Effect of Co addition on the atomic ordering of FeCo-phase in nanocrystalline Fe81-xCoxNb7B12 alloys (x=20.25, 27, 40.5, 54, 60.75): An anomalous diffraction and Mossbauer study

The influence of Co addition on the atomic ordering of bcc FeCo-phase in partially nanocrystalline Fe81-xCoxNb7B12 alloys (x = 20.25, 27, 40.5, 54, 60.75) was investigated using synchrotron radiation based x-ray diffraction (SR-XRD) and Fe-57 Mossbauer spectroscopy (MS).
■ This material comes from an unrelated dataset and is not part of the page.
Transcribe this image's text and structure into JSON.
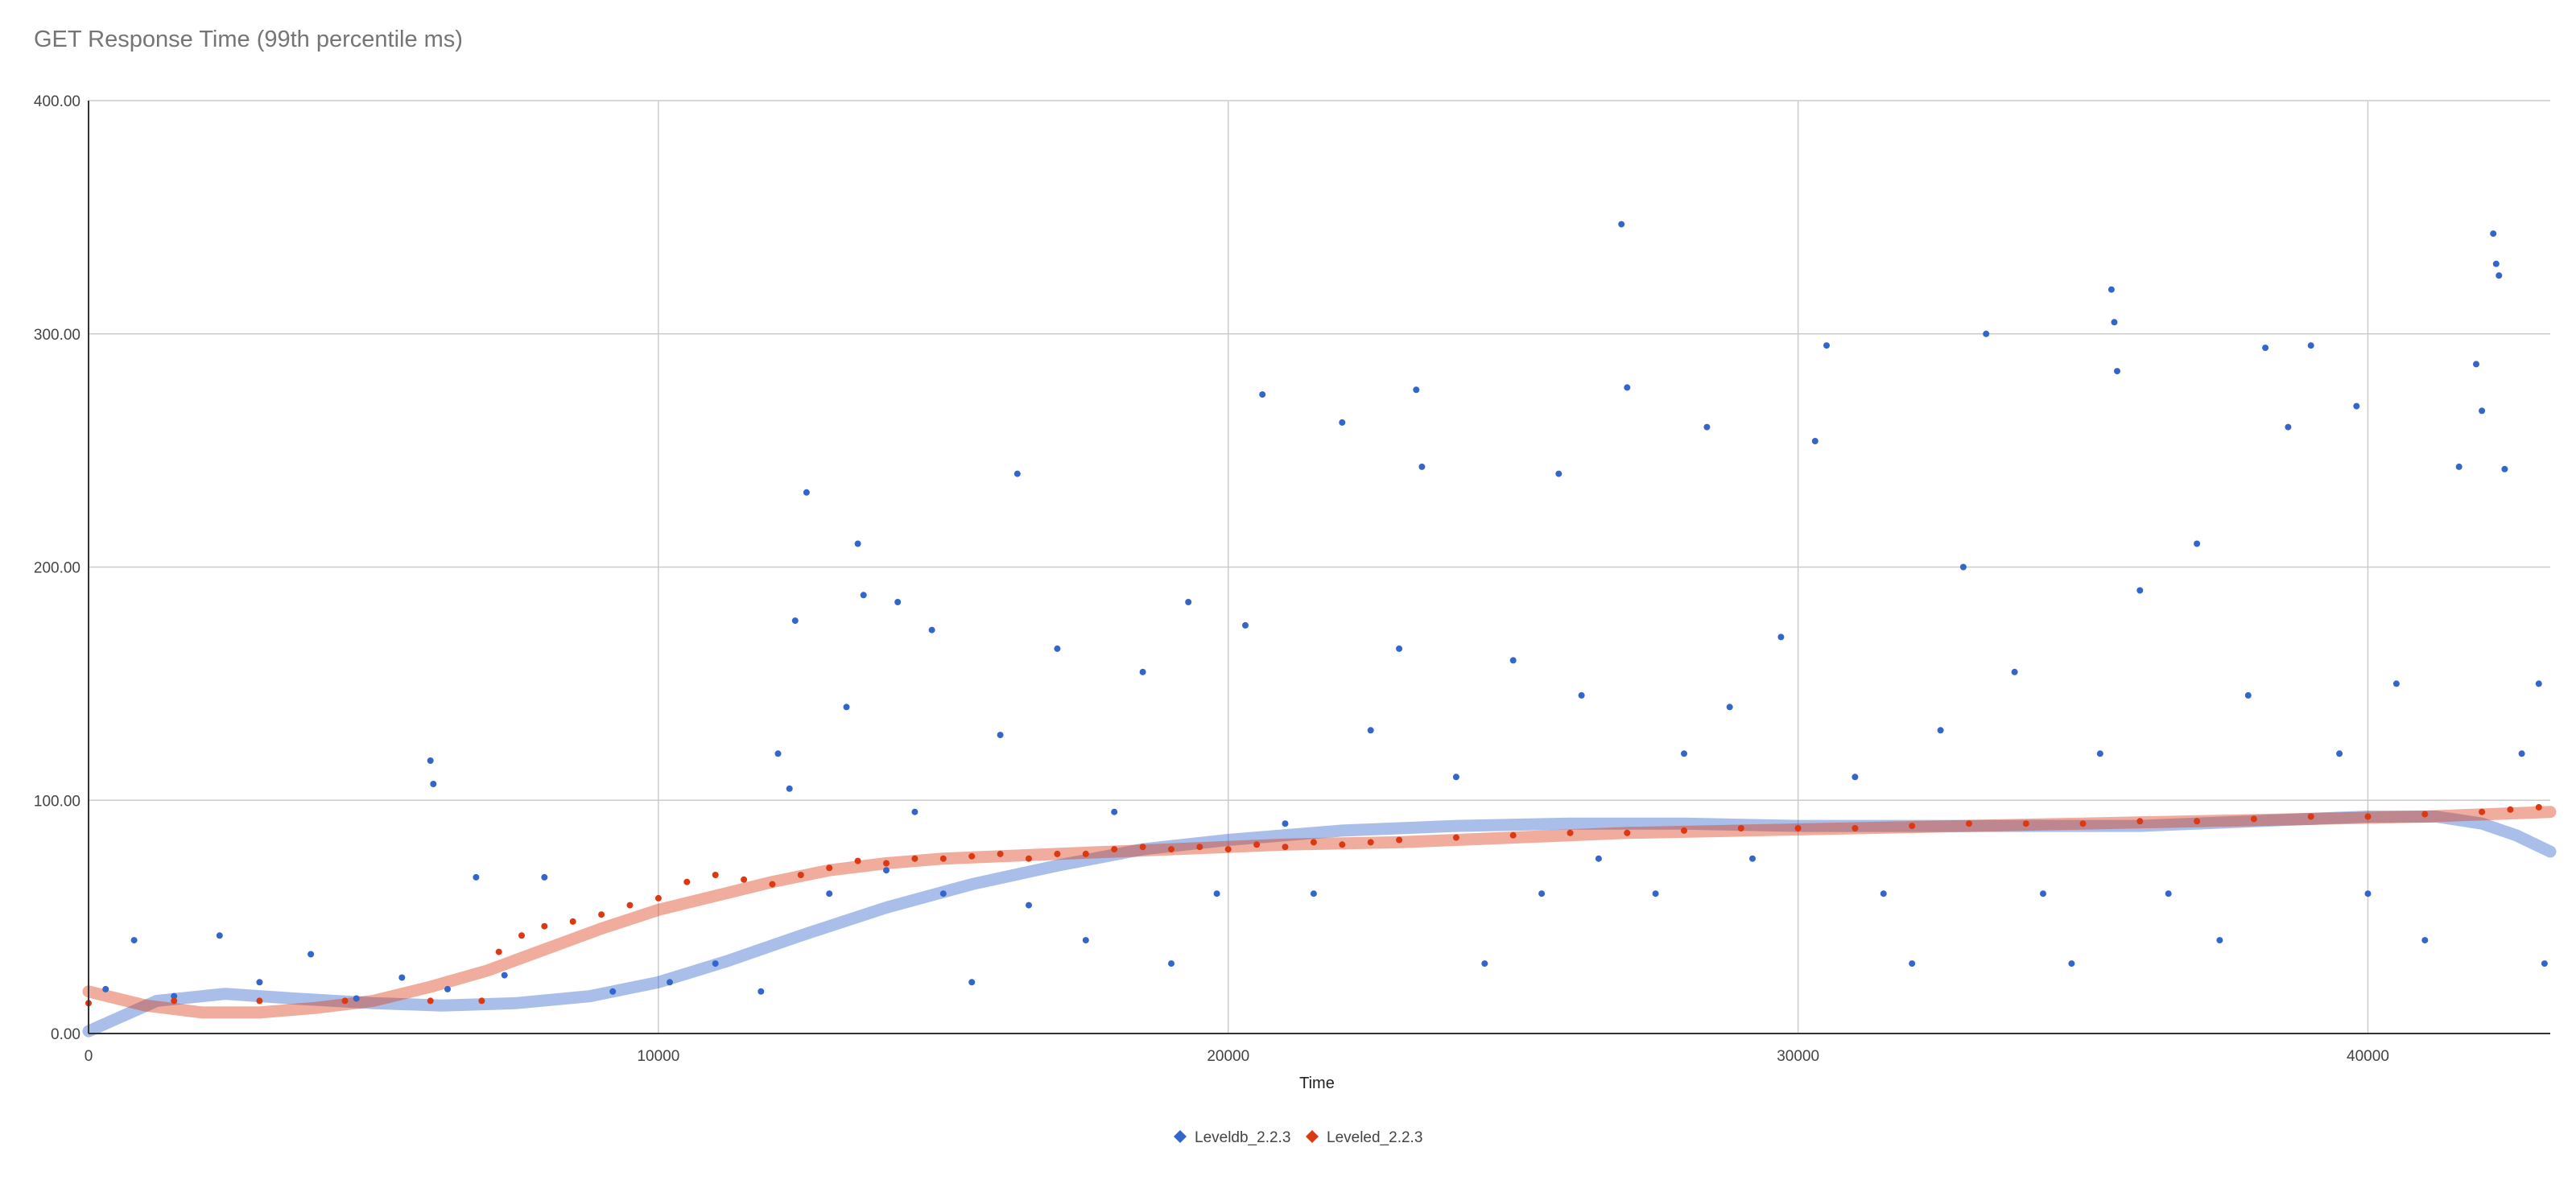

The results indicate that as the Co content in the alloy increases, there is a decrease in the thermal stability against crystallization of the amorphous phase. In the pure amorphous state, topological ordering as well as compositional homogeneity of the amorphous phase increases with Co addition (x >= 40.5). In the partially nanocrystalline state (isothermally annealed at 823 K for 1 h), the anomalous diffraction measurements close to Fe K-edge provide unambiguous evidence of atomically ordered alpha'-FeCo phase (CsCl type) as the nanocrystalline ferromagnetic phase by the presence of (100) super-lattice reflection for the alloys with x >= 40.5. However, alloys with x <= 27 present a disordered structure as confirmed by the absence of superlattice reflection. The long range order parameter (S) possess maximum value for the alloys close to equi-atomic composition (x = 40.5 and 54). By predominant low hyperfine field contribution (close to 33.7 T), Mossbauer spectroscopy measurement also validates the atomically ordered FeCo nanocrystalline phase in Fe81-xCoxNb7B12 alloy with x >= 40.5. (C) 2013 AIP Publishing LLC.